Per una torta da 26cm di diametro la misura è un vasetto o un bicchiere da 125ml.
La metà per una torta di diametro 22 cm.

Starter:
  • 1 vasetto di farina
  • 1 vasetto di zucchero
  • 1 vasetto di latte

Per l'impasto:
  • 2 vasetti del precedente impasto
  • 1 vasetto di farina
  • 1 vasetto di latte
  • 1 vasetto di zucchero, 
  • 1 vasetto scarso di olio di semi
  • 1 bustina di lievito per dolci
  • 2 uova intere,
  • scorza di limone
  • un pizzico di sale
Per la crema:
  • 200 gr latte intero
  • 50 gr panna
  • 75 gr tuorli
  • 75 gr zucchero
  • 16g di amido
  • 1/2 bacca di vaniglia
Per la glassa all'acqua:
  • una tisana ai frutti di bosco
  • zucchero a velo q.b. 

preparazione

Mettete l’impasto dello starter in un contenitore e chiudete ermeticamente per 24 ore lasciando a temperatura ambiente.
Il 2° giorno mescolate l’impasto e lasciate riposare per tre giorni.
Trascorso questo tempo togliete 1 vasetto di impasto e mettetelo in frigo se avete intenzione di rifare il dolce (in questo caso comincerete con l'aggiungere farina e zucchero, poi nulla per tre giorni, e poi ripartirete come indicato in ricetta), altrimenti congelatelo. Quando serve basta scongelarlo a temperatura ambiente.
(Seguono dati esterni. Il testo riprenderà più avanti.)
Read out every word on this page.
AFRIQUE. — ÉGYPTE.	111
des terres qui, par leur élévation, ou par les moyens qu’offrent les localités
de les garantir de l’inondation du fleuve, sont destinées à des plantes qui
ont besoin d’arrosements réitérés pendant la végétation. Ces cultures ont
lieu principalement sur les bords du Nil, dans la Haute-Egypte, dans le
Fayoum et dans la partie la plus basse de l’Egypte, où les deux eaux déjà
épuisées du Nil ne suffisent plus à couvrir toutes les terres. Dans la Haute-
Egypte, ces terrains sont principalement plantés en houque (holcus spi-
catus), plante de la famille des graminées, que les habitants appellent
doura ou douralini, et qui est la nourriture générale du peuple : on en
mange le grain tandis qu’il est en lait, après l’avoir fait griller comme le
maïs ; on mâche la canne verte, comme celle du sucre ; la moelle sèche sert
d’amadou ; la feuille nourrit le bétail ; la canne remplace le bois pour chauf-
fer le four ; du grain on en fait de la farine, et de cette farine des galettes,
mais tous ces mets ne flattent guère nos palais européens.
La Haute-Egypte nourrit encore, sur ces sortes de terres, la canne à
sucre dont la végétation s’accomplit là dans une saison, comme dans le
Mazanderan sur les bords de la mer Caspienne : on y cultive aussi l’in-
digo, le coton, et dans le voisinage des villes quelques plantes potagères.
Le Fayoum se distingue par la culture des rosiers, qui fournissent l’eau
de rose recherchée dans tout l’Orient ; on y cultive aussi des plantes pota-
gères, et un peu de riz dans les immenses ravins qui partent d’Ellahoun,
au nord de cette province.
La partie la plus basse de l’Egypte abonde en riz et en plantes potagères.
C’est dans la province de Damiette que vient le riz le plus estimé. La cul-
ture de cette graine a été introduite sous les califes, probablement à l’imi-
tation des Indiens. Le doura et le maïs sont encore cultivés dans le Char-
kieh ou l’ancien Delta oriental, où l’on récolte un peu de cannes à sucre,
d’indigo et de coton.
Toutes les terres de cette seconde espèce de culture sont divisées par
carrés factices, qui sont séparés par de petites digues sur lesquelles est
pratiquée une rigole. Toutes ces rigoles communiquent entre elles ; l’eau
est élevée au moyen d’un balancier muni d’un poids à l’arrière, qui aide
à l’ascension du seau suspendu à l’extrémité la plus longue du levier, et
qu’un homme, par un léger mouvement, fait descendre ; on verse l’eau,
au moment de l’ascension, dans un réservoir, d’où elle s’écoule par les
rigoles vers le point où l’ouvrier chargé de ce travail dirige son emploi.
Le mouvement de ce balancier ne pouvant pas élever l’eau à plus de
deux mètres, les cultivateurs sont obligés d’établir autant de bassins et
Con il rimanente impasto procedere nella preparazione della torta, mescolando tutti gli ingredienti, prima i liquidi e poi i solidi.

Imburrate e infarinato uno stampo e cuocete a 180° per 30-40 minuti minuti (vale la prova stecchino).

Nel frattempo preparate la crema.

In un pentolino portate il latte e la panna a bollore.

A parte, mescolate i tuorli con lo zucchero, i semi della vaniglia e l'amido.

Quando il latte sta per bollire, versate la crema di tuorli, senza mescolare. La crema non si attacca, ma, anzi, si addensa subito. Quando si è rappresa, si può spegnere il fuoco e mescolarla delicatamente.

A questo punto, trasferitela in una ciotola e ricopritela con della pellicola a contato diretto, in modo che non si formi una sgradevole crosticina. Fate freddare completamente prima di utlizzarla.

Montate il dolce.
Dividete la  torta a metà orizzontalmente e farcitela con la crema.
Preparate una tisana bollente con poca acqua.
In una ciotola ponete un paio di cucchiai di zucchero a velo setacciato, quindi aggiungete un cucchiaino alla volta la vostra tisana, in modo da fermarvi appena avete la giusta consistenza (glassa densa e colorata al punto giusto). Se necessario aggiungete zucchero.

Versate la glassa sulla torta in più riprese, lasciate colare e raffreddare.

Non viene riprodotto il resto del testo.